Dit tweeledige antwoord op de vraag of er sprake is van verlies van autonomie - waarbij er enerzijds sprake is van autonomie in de uitvoering en standpuntbepaling, maar anderzijds de richting van de organisaties wel wordt beperkt - komt ook bij andere respondenten terug. Zo stelt de maatschappelijk vernieuwer (R3) dat hij door zich in te schrijven op een opdracht zich conformeert aan allerlei randvoorwaarden, maar dat hij zich verder niet veel van deze machtsrelatie aantrekt. Ook als het gaat om subsidies in de kunst & cultuursector is

bovenstaande volgens het theater (R1) en de fondsenwerver (R8) het geval. Zo moet je

volgens hem natuurlijk altijd voldoen aan de kaders die een subsidieverstrekker verlangt maar heb je in de uitvoering wel een zekere - al dan niet artistieke - vrijheid en flexibiliteit om het doel op je eigen manier te bereiken. Ook de directeur van het cultureel centrum (R10) stelt dat de subsidieverstrekker subsidie als instrument gebruikt om “smoel en invulling” te geven aan de publieke taak die ze hebben en het beleid dat ze in dat verband willen realiseren. Hierbij geeft R10 aan dat er een bepaald sjabloon, ofwel randvoorwaarden, worden geschapen voor de besteding van subsidie.

In zekere zin stelt het oud-bestuurslid van de vakbond (R7) dat: “wie betaalt, bepaalt”. Heel expliciet voor de humanitaire hulporganisaties (R12) is dit de reden dat zij louter subsidie aannemen waarbij zij zelf het initiatief nemen. Zo stelt R12 bijvoorbeeld:

Deze sturing komt ook terug bij andere respondenten. Zo merkt de belangenbehartiger voor bewoners (R5) op dat zij zich, op aandringen van de subsidieverstrekker, steeds meer zijn bezig gaan houden met het onderwerp duurzaamheid. Hetzelfde geldt voor R9 als het gaat om specifieke onderzoeksrichtingen. Een subsidieverstrekker stuurt volgens R1 ook impliciet door het wel of niet verstrekken van een subsidie.
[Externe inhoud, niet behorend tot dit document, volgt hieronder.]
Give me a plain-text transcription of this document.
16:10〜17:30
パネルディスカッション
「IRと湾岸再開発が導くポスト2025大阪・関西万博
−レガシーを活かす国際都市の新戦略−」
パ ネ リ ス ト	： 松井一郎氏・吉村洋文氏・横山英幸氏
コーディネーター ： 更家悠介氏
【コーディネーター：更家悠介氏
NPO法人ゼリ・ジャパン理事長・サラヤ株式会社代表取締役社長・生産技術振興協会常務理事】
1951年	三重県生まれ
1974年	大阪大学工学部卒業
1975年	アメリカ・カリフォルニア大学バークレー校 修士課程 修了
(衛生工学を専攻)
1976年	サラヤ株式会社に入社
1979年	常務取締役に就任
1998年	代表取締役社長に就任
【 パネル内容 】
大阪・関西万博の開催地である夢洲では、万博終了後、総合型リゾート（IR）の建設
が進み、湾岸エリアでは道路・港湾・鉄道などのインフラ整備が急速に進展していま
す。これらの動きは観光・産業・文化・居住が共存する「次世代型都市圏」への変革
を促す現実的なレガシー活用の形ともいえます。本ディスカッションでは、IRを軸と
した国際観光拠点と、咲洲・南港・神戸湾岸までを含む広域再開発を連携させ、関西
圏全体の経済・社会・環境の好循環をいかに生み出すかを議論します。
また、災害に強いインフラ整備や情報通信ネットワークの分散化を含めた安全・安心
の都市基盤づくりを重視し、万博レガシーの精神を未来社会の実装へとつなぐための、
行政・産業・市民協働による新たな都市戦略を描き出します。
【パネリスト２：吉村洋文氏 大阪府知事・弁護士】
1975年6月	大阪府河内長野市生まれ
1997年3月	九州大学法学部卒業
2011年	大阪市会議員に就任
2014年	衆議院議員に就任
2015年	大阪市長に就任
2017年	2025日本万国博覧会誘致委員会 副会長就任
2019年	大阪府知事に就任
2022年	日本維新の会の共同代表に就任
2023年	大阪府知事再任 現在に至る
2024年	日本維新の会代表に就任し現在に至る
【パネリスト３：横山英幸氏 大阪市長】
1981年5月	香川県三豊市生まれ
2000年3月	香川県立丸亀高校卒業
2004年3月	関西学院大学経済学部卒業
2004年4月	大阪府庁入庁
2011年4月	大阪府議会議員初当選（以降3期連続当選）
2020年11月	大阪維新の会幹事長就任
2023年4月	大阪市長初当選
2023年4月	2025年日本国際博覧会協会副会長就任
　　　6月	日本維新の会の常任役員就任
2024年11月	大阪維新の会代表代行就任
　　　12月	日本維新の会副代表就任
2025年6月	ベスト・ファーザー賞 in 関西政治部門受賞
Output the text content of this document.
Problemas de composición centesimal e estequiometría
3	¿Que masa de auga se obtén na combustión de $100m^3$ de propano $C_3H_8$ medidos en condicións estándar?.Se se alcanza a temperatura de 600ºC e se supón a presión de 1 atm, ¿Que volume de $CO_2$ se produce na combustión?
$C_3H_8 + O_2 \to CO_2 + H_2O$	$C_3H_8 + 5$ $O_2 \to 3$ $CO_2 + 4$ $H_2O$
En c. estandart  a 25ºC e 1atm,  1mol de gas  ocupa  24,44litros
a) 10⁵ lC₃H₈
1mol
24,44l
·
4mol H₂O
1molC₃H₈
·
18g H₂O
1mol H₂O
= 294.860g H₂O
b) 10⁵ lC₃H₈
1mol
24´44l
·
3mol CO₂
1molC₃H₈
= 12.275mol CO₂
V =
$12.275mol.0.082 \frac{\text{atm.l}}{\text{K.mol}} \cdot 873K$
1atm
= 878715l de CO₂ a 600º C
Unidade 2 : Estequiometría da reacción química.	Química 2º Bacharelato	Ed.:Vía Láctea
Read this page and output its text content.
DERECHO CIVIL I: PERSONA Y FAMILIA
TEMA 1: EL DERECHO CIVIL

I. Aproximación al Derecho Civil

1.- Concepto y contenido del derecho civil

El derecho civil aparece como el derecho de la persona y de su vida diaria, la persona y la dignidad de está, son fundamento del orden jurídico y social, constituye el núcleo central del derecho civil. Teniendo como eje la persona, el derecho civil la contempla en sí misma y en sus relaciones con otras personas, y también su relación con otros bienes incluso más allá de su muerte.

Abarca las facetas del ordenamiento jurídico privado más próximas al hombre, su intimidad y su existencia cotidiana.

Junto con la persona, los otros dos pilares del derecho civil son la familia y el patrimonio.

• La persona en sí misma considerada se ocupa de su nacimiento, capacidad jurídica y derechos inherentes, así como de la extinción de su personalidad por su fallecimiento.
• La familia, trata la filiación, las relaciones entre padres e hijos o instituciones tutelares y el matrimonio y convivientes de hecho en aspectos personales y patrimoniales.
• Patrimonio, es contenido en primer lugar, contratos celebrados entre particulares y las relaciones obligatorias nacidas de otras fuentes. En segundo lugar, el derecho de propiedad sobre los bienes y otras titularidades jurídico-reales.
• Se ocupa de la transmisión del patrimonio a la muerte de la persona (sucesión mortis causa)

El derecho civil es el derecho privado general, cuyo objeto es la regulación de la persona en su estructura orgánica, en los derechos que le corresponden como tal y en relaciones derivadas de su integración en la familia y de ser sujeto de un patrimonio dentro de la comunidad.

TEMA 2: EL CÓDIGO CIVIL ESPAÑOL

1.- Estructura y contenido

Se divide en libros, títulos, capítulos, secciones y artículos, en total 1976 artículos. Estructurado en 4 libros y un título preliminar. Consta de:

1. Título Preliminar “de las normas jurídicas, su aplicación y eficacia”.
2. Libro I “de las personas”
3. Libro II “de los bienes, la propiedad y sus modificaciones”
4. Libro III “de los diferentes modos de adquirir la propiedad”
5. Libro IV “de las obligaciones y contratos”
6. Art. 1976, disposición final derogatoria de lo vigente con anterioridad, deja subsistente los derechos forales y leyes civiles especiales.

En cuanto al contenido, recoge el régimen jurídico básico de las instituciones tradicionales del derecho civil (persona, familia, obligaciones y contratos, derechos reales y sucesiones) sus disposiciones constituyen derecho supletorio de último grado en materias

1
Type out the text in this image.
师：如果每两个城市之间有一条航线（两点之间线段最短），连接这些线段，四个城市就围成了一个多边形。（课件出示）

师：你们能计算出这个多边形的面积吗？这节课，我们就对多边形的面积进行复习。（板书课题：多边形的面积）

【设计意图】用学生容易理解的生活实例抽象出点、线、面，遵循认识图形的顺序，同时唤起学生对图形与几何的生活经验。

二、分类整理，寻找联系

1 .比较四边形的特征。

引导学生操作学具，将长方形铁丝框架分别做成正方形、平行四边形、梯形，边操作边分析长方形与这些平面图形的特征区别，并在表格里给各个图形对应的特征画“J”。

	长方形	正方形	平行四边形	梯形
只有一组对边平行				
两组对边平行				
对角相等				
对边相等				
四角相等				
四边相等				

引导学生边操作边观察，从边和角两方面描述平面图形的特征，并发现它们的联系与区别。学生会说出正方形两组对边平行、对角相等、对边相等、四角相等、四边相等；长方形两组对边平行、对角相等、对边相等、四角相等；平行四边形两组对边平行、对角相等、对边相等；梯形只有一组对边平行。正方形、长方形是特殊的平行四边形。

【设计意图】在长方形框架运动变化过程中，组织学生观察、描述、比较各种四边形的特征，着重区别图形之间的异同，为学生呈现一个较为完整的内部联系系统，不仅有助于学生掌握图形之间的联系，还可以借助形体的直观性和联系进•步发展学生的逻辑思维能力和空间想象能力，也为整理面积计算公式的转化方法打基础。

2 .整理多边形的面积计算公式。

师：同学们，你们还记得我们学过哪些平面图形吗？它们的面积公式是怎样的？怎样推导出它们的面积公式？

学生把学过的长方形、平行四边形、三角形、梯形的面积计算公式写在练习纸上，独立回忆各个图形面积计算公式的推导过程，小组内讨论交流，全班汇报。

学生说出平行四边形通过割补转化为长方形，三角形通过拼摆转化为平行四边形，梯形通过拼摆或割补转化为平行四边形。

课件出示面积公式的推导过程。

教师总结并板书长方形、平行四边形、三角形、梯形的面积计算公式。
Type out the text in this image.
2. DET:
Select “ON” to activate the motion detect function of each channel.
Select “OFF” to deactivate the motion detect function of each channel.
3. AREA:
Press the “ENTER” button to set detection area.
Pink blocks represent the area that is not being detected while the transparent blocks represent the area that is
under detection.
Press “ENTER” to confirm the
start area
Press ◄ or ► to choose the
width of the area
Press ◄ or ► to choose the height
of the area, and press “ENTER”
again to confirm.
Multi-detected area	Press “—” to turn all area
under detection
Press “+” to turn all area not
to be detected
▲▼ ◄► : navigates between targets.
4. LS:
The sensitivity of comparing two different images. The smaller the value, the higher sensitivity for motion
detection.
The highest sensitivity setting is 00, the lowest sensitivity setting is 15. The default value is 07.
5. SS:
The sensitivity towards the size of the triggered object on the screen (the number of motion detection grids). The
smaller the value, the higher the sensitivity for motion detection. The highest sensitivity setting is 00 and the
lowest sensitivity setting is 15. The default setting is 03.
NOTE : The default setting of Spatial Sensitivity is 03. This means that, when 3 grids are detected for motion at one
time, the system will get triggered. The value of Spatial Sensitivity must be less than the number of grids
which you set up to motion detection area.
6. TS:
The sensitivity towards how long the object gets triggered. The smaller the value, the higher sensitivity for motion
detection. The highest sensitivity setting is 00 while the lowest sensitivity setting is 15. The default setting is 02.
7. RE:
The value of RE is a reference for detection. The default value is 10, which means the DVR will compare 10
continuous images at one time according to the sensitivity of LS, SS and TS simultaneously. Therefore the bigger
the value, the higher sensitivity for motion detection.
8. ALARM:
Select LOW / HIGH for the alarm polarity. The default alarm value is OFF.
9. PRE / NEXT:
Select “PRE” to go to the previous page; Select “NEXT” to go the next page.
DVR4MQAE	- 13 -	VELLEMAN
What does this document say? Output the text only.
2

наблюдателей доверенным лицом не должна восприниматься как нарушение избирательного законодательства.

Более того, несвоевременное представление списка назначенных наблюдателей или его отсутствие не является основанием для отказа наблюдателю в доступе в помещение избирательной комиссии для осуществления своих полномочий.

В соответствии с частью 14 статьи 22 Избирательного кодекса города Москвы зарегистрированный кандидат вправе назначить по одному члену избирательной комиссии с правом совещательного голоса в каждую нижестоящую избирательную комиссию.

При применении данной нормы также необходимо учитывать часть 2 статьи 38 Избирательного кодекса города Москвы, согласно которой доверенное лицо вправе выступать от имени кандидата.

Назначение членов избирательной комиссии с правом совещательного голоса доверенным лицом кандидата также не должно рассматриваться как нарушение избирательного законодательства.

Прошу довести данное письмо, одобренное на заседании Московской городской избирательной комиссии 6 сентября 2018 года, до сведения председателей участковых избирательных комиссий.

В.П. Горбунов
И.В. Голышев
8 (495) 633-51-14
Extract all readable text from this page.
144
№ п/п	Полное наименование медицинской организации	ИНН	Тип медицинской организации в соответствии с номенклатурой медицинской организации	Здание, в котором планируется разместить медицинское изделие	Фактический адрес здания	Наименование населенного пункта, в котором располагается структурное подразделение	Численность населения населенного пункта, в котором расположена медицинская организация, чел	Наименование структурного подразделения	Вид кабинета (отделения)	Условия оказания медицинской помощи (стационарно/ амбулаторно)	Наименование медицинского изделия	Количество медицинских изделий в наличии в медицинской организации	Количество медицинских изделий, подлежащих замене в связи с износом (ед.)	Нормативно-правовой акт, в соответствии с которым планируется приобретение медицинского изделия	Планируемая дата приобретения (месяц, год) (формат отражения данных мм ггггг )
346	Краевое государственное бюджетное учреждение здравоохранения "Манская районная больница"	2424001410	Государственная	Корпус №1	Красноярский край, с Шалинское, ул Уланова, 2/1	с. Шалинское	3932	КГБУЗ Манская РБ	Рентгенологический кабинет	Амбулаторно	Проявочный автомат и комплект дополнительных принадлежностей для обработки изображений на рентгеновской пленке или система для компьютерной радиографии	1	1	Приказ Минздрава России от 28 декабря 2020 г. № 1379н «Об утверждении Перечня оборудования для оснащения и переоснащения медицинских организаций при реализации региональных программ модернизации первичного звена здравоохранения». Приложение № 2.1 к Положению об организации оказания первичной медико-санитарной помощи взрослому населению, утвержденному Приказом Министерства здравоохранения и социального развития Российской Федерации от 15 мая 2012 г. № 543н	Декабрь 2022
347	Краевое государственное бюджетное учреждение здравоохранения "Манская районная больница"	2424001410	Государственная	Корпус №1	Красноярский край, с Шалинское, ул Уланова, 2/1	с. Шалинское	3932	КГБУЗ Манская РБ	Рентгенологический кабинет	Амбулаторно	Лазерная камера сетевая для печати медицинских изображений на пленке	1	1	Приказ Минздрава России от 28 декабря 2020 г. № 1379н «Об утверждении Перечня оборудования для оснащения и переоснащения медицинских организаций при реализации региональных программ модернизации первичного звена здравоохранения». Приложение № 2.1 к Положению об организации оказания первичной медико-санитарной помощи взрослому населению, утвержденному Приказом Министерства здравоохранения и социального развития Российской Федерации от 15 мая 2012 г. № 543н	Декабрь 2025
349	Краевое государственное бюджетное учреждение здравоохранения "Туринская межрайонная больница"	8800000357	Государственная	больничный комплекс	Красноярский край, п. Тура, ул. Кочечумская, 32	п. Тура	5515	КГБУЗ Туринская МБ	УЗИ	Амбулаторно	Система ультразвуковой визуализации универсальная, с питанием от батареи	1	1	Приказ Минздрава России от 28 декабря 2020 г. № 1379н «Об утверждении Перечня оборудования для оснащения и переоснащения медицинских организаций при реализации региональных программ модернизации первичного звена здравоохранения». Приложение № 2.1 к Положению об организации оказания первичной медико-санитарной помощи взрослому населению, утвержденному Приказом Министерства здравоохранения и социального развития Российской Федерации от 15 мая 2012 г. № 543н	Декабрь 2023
In het verlengde hiervan merkt ook R7 op bij dat de opmerking ‘de betaler, bepaalt’ niet zozeer om de inhoudelijke standpuntbepaling gaat, maar meer om de randvoorwaarden voor de programmasubsidie. Zo was de subsidie van de vakbond gekoppeld aan het

ledenaantal. Hierdoor stelde R7 dat de vakbond zich meer had kunnen bezighouden met haar kerntaken in plaats van de focus op het vergroten van het ledenaantal. R7 stelt dan ook dat het beter was geweest als de betreffende vakbond geen programma, maar een structurele subsidie had ontvangen.

Als antwoord op de vraag: ‘Bepaalt, de betaler?” maakt de bewonersondersteuner (R4) een belangrijke distinctie tussen project en structurele subsidies:

“...dat in die structurele financiering heb ik het idee dat zij best wel flexibel zijn met hoe ze hun tijd ook invullen. Dat ze wel heel duidelijk taken hebben hoor maar. Ja als je echt werkt in opdracht van een ‘organisatie x’ dan zitten ze er veel meer op ja. Dat is ook eigen aan het project werken”.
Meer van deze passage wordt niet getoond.